TST, formerly known as Top Secret, is a South Korean boy band formed by JSL Company (now known as KJ Music) in 2017. They debuted on January 4, 2017, with Time's Up.

==History==
===2017–2018: Debut, name change and Kyeongha's departure===
On January 4, 2017, Top Secret debuted as a seven member group under KJ Music Entertainment with the mini album Time's Up. The group then later came back with the mini album Wake Up on June 4, 2017.

On April 3, 2018, the group changed their name from "Top Secret" to "TST". On May 23, 2018, TST released their first single "Love Story". This was Kyeongha's last release with the group.

On May 24, 2018, it was reported that Kyeongha was found guilty of sexual assault. The victim stated that Kyeongha told her that she aroused his sexual desire while walking on the sidewalk, and when she ran away from him, he followed her into a building and sexually assaulted her in December 2014. His management agency denied the accusation, when the victim's online post began to circulate after his debut with the group. The victim then filed a lawsuit in April 2017. Kyeongha and his agency, JSL Company, denied the allegations and filed an appeal on May 29. On May 31, 2018 he received a prison sentence of 18 months in prison, with a probation period of three years, along with 40 hours of treatment program for sexual offenders. After news broke out, M Countdown decided to cancel TST's appearance on the show. On June 11, 2018, it was announced that Kyeongha left the group.

On November 1, 2018, the group returned as a six member group with the single "Paradise".

===2019–present: Wooyoung's hiatus, Wake Up, K's military enlistment and Yohan's death===
On February 11, 2019, TST released the extended play Wake Up, which shares the same name as their second mini album. Wooyoung didn't take part in the EP and in the subsequent releases due to health issues.

On February 20, 2019, KJ Music reported through TST's fan cafè that member K would be enlisting in the military to complete his mandatory service on March 21, 2019.

On January 2, 2020, TST released the single "Countdown" as four members.

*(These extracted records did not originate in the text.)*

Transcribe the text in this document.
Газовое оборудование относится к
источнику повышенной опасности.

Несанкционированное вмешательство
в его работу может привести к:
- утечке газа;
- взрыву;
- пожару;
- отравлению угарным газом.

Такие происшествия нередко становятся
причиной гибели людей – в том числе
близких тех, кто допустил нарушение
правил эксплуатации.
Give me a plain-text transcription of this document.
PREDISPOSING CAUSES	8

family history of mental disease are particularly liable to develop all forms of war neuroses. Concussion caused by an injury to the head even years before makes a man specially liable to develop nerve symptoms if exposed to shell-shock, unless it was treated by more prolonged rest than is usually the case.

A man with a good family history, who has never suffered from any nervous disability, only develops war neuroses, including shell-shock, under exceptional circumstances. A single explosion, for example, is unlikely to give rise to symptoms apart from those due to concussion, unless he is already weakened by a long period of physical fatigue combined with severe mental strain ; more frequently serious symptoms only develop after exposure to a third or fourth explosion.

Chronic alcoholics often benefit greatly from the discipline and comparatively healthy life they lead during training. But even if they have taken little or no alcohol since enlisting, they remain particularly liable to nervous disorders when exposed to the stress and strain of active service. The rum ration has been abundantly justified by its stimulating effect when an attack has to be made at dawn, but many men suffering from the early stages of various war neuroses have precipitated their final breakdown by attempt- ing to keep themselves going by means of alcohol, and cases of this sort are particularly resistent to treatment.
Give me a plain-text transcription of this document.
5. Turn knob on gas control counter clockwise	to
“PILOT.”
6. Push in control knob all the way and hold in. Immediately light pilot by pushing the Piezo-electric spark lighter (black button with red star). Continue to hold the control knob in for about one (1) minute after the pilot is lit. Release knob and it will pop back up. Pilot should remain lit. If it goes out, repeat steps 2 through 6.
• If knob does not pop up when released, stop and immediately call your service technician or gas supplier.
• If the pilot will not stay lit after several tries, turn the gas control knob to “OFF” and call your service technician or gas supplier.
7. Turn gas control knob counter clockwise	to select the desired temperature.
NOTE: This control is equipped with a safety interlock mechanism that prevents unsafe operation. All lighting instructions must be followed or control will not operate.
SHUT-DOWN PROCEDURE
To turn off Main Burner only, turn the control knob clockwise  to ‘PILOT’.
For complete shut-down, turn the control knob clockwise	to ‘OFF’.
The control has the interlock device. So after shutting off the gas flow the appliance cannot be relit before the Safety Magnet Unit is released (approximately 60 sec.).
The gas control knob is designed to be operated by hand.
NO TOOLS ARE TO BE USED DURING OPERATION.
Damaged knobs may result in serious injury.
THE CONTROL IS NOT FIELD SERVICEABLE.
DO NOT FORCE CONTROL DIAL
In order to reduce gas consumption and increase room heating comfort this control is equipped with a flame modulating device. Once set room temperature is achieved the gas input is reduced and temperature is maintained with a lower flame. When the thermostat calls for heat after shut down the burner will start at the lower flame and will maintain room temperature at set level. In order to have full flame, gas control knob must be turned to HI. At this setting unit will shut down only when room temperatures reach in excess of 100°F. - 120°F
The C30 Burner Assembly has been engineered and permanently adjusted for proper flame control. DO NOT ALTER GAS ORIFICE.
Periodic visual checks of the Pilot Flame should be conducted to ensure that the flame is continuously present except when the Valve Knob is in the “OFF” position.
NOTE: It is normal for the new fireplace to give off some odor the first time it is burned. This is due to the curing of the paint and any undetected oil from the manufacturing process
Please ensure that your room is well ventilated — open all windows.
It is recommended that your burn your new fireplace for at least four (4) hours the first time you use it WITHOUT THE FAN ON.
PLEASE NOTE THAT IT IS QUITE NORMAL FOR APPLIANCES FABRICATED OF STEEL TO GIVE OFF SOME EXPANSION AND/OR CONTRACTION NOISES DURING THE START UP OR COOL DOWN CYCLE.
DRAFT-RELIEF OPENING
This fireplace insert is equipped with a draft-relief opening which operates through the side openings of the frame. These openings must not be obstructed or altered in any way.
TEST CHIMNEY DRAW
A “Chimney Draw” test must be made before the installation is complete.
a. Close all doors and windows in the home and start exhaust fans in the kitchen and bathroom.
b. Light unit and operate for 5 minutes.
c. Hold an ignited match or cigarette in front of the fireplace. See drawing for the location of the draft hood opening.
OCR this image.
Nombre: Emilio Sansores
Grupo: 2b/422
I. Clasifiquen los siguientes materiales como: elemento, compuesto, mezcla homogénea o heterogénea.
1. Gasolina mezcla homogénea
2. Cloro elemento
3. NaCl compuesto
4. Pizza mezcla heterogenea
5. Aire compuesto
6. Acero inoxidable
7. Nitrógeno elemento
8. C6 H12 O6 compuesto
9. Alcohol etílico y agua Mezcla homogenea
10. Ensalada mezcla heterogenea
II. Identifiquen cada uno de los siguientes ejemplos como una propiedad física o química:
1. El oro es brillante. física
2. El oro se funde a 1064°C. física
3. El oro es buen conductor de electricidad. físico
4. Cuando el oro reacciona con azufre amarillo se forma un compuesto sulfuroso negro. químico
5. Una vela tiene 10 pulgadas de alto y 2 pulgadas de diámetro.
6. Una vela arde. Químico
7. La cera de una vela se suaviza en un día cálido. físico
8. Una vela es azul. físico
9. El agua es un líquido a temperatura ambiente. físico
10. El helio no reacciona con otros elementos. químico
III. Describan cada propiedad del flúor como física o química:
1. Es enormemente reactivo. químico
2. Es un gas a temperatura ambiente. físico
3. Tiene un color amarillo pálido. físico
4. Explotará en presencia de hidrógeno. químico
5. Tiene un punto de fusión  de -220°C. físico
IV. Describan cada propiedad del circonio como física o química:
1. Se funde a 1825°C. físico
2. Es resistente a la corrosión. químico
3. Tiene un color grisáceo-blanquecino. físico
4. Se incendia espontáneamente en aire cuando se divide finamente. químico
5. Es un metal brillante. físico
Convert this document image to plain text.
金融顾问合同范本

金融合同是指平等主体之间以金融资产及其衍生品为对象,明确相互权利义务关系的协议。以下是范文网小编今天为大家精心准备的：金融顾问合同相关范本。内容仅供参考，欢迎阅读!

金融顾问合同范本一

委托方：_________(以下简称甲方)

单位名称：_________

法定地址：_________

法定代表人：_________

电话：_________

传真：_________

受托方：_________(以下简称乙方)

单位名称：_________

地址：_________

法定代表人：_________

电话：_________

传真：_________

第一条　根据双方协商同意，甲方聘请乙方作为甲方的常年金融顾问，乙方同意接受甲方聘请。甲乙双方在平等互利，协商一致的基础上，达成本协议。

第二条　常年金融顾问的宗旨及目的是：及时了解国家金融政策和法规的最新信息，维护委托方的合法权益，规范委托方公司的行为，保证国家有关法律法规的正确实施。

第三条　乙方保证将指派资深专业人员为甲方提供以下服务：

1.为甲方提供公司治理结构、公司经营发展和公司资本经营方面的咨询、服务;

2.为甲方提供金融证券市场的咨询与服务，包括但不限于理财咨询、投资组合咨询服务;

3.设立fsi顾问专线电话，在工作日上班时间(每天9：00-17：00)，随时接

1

On June 16, 2020, Yohan died at the age of 28. The cause of death wasn't revealed.

==Former Members==
- Ain (아인)
- K (케이)
- Wooyoung (우영)
- Junghoon (정훈)
- Yonghyun (용현)
- Kyeongha (경하)
- Yohan (요한)

==Discography==
===Extended plays===

| Title | Album details | Peak chart positions | Sales |
KOR
| Time's Up | Released: January 4, 2017; Label: JSL Company, OGAM Entertainment; Formats: CD, digital download; Track listing Time's Up; She; Something Special; Don't Call Me (이름 부르지도 마); Without You; | 23 | KOR: 1,923; |
| Wake Up | Released: June 4, 2017; Label: JSL Company, LOEN Entertainment; Formats: CD, digital download; Track listing Can't Wait (못견디게); Mind Control; Dumb (좋다니까); Up & Down (하루 열댓번); Yesman; | 27 | KOR: 1,116; |

===Single albums===

| Title | Album details | Peak chart positions | Sales |
KOR
| Love Story | Released: May 23, 2018; Label: JSL Company, LOEN Entertainment; Formats: CD, digital download; | 24 | KOR: +1,204; |
| Paradise | Released: November 1, 2018; Label: JSL Company, LOEN Entertainment; Formats: CD, digital download; | 36 | KOR: +1,236; |
| Wake Up(single) | Released: February 11, 2019; Label: KJ Music Entertainment, OGAM Entertainment; Formats: CD, digital download; | 43 | KOR: +1,431; |
| Countdown | Released: January 2, 2020; Label: KJ Music Entertainment, OGAM Entertainment; Formats: CD, digital download; | 42 | KOR: TBA; |

===Singles===

Title: Year; Peak chart positions; Sales (DL); Album
KOR
TopSecret
"She": 2017; —; —N/a; Time's Up
"Mind Control": —; Wake Up
"Love Story": 2018; —; KOR: 1,204 (CD);; Love Story
TST
"Paradise": 2018; —; KOR: 1,236 (CD);; Paradise
"Wake Up": 2019; —; —N/a; Wake Up
"Countdown": 2020; —; Countdown
"—" denotes releases that did not chart.